1 package of Thai noodles
3 cups of bean sprouts
4 green onions, chopped into large pieces
1/2 cup of unsalted peanuts, chopped
1/3 cup of lime juice
2 tsp of fish sauce or soy sauce
1/2 brick of firm tofu, chopped
1/2 red onion thinly sliced
1 cup of chopped chicken, pork or shrimp
3 cloves of garlic, minced
3 tbsp of cooking oil
slices of lime
red pepper flakes
Step 1: Cook noodles according to the package and set aside.
Step 2: In a large frying pan over medium heat, heat up 2 tbsp of oil. Add chicken, shrimp or pork, along with garlic and tofu.
Step 3: Once the tofu and meat have begun to brown, add the red onion. When the red onion begins to soften, add the prepared noodles. If the noodles begin to stick, add a little chicken stock.

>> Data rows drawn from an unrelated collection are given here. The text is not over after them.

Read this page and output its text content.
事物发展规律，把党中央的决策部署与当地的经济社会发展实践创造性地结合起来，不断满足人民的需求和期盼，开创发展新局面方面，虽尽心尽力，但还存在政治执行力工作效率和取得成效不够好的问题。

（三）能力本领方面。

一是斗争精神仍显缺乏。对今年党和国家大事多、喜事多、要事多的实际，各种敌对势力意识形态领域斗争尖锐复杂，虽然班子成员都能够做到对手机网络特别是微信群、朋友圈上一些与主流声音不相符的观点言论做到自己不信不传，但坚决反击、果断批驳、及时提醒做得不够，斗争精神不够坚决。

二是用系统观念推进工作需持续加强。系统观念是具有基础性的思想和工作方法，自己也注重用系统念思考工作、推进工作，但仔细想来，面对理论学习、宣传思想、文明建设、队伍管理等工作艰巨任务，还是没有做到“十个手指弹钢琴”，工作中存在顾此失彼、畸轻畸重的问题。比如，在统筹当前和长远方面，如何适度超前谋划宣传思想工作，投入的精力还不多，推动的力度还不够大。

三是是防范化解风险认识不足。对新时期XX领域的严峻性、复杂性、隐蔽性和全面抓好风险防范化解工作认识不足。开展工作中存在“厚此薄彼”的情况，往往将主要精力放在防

Step 4: After the contents of the pan are all mixed, remove to a plate. To the same pan, add the remainder of the oil and swirl around the pan. Crack both eggs into the pan and break them and spread them so they cover the surface of the pan.
Step 5: Add the noodles mixture back to the pan before the eggs are fully cooked. Quickly stir to coat the noodles into the egg mixture. Add the green onions, 3/4 of the bean sprouts and the peanuts. Mix and cook for a few minutes.
Step 6: Add the lime juice and fish sauce and mix well. Remove from the heat and serve with some raw bean sprouts on top and a slice of lime on the side. The red pepper flakes are used as a condiment on the table, as well as additional fish sauce or soy sauce.